The VI Legion was raised by Julius Caesar for his Gallic wars probably in 53-52 BC, and began its career at the famous siege of Alesia in 52 BC. The Legion fought in both Spain and Greece during Caesar's Civil War. It moved with Caesar to Alexandria in Egypt, where the size of the Legio VI was reduced to all but 1000 men. The Legion sailed with Caesar to Syria, provided victory at Zela in 47 BC, when Caesar declared, 'Veni, vidi, vici.'

After Caesars’s assassination, the VI went to the East with Antony. During the civil war between Octavian and Antony, Octavian raised his own VI legion from retired veterans of Caesars old legion, and after Actium in 31 BC, Antony's legion returned to Syria and became the VI Ferrata and Octavian, now Augustus, sent his Legio VI to Northern Spain. Here it earned the title Victrix - the Victorious. It later moved its base to Novaesium in Germania. In the reign of Domitian (81-96 AD), the Victrix was honoured with the titles, Pius et Fidelis - Pious and Faithful - after crushing a revolt by the Rhine legions.

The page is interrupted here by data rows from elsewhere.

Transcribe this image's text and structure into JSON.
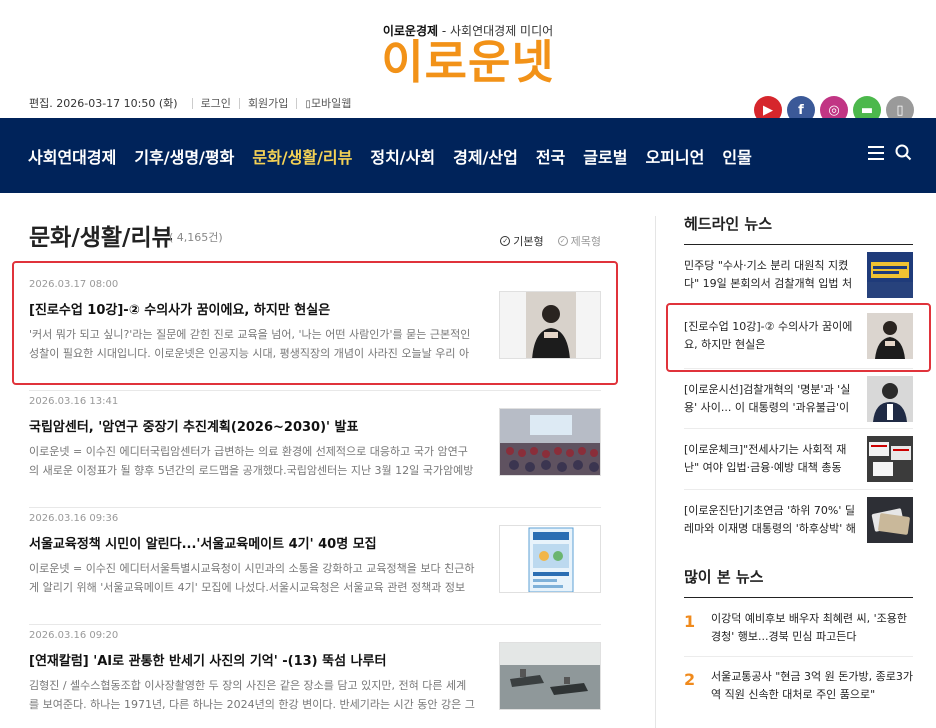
{
  "header": {
    "tagline_brand": "이로운경제",
    "tagline_rest": " - 사회연대경제 미디어",
    "logo": "이로운넷",
    "edit_date": "편집. 2026-03-17 10:50 (화)",
    "login": "로그인",
    "signup": "회원가입",
    "mobile": "모바일웹"
  },
  "social": [
    {
      "icon": "youtube-icon",
      "glyph": "▶",
      "color": "#d6262c"
    },
    {
      "icon": "facebook-icon",
      "glyph": "f",
      "color": "#3b5998"
    },
    {
      "icon": "instagram-icon",
      "glyph": "◎",
      "color": "#c13584"
    },
    {
      "icon": "chat-icon",
      "glyph": "▬",
      "color": "#4cb84c"
    },
    {
      "icon": "mobile-icon",
      "glyph": "▯",
      "color": "#9a9a9a"
    }
  ],
  "nav": {
    "items": [
      "사회연대경제",
      "기후/생명/평화",
      "문화/생활/리뷰",
      "정치/사회",
      "경제/산업",
      "전국",
      "글로벌",
      "오피니언",
      "인물"
    ],
    "active_index": 2
  },
  "section": {
    "title": "문화/생활/리뷰",
    "count": "( 4,165건)",
    "view_basic": "기본형",
    "view_title": "제목형"
  },
  "articles": [
    {
      "date": "2026.03.17 08:00",
      "title": "[진로수업 10강]-② 수의사가 꿈이에요, 하지만 현실은",
      "summary": "'커서 뭐가 되고 싶니?'라는 질문에 갇힌 진로 교육을 넘어, '나는 어떤 사람인가'를 묻는 근본적인 성찰이 필요한 시대입니다. 이로운넷은 인공지능 시대, 평생직장의 개념이 사라진 오늘날 우리 아이들이 주..."
    },
    {
      "date": "2026.03.16 13:41",
      "title": "국립암센터, '암연구 중장기 추진계획(2026~2030)' 발표",
      "summary": "이로운넷 = 이수진 에디터국립암센터가 급변하는 의료 환경에 선제적으로 대응하고 국가 암연구의 새로운 이정표가 될 향후 5년간의 로드맵을 공개했다.국립암센터는 지난 3월 12일 국가암예방검진동 대..."
    },
    {
      "date": "2026.03.16 09:36",
      "title": "서울교육정책 시민이 알린다...'서울교육메이트 4기' 40명 모집",
      "summary": "이로운넷 = 이수진 에디터서울특별시교육청이 시민과의 소통을 강화하고 교육정책을 보다 친근하게 알리기 위해 '서울교육메이트 4기' 모집에 나섰다.서울시교육청은 서울교육 관련 정책과 정보를 시민의 ..."
    },
    {
      "date": "2026.03.16 09:20",
      "title": "[연재칼럼] 'AI로 관통한 반세기 사진의 기억' -(13) 뚝섬 나루터",
      "summary": "김형진 / 셀수스협동조합 이사장촬영한 두 장의 사진은 같은 장소를 담고 있지만, 전혀 다른 세계를 보여준다. 하나는 1971년, 다른 하나는 2024년의 한강 변이다. 반세기라는 시간 동안 강은 그 자리에 그..."
    }
  ],
  "sidebar": {
    "headline_title": "헤드라인 뉴스",
    "headlines": [
      "민주당 \"수사·기소 분리 대원칙 지켰다\" 19일 본회의서 검찰개혁 입법 처리",
      "[진로수업 10강]-② 수의사가 꿈이에요, 하지만 현실은",
      "[이로운시선]검찰개혁의 '명분'과 '실용' 사이... 이 대통령의 '과유불급'이 던진",
      "[이로운체크]\"전세사기는 사회적 재난\" 여야 입법·금융·예방 대책 총동원...",
      "[이로운진단]기초연금 '하위 70%' 딜레마와 이재명 대통령의 '하후상박' 해법"
    ],
    "popular_title": "많이 본 뉴스",
    "popular": [
      {
        "rank": "1",
        "text": "이강덕 예비후보 배우자 최혜련 씨, '조용한 경청' 행보...경북 민심 파고든다"
      },
      {
        "rank": "2",
        "text": "서울교통공사 \"현금 3억 원 돈가방, 종로3가역 직원 신속한 대처로 주인 품으로\""
      }
    ]
  }
}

In the reign of Hadrian, the Legio VI Victrix was transferred to Britannia. It landed at Newcastle in 122 AD, and based itself at Eboracum (York). It was commissioned with the construction of the eastern section of the Hadrian's Wall frontier

In the reign of Antoninus Pius, the legion pushed north and erected the Antonine Wall as a new Northern Frontier (139 and 142 AD). The VI Victrix was responsible for administering much of the north of Roman Britain. In 155 AD, the Roman troops withdrew to back to Hadrian's Wall.

In 208 AD, the emperor Septimus Severus came to reassert control of the frontier. For their successful part in this hard-fought war, the VI Victrix received its final battle honour, Britannicus. The Legio VI Victrix officially remained in Britain until the full Roman withdrawal was ordered in 410 AD.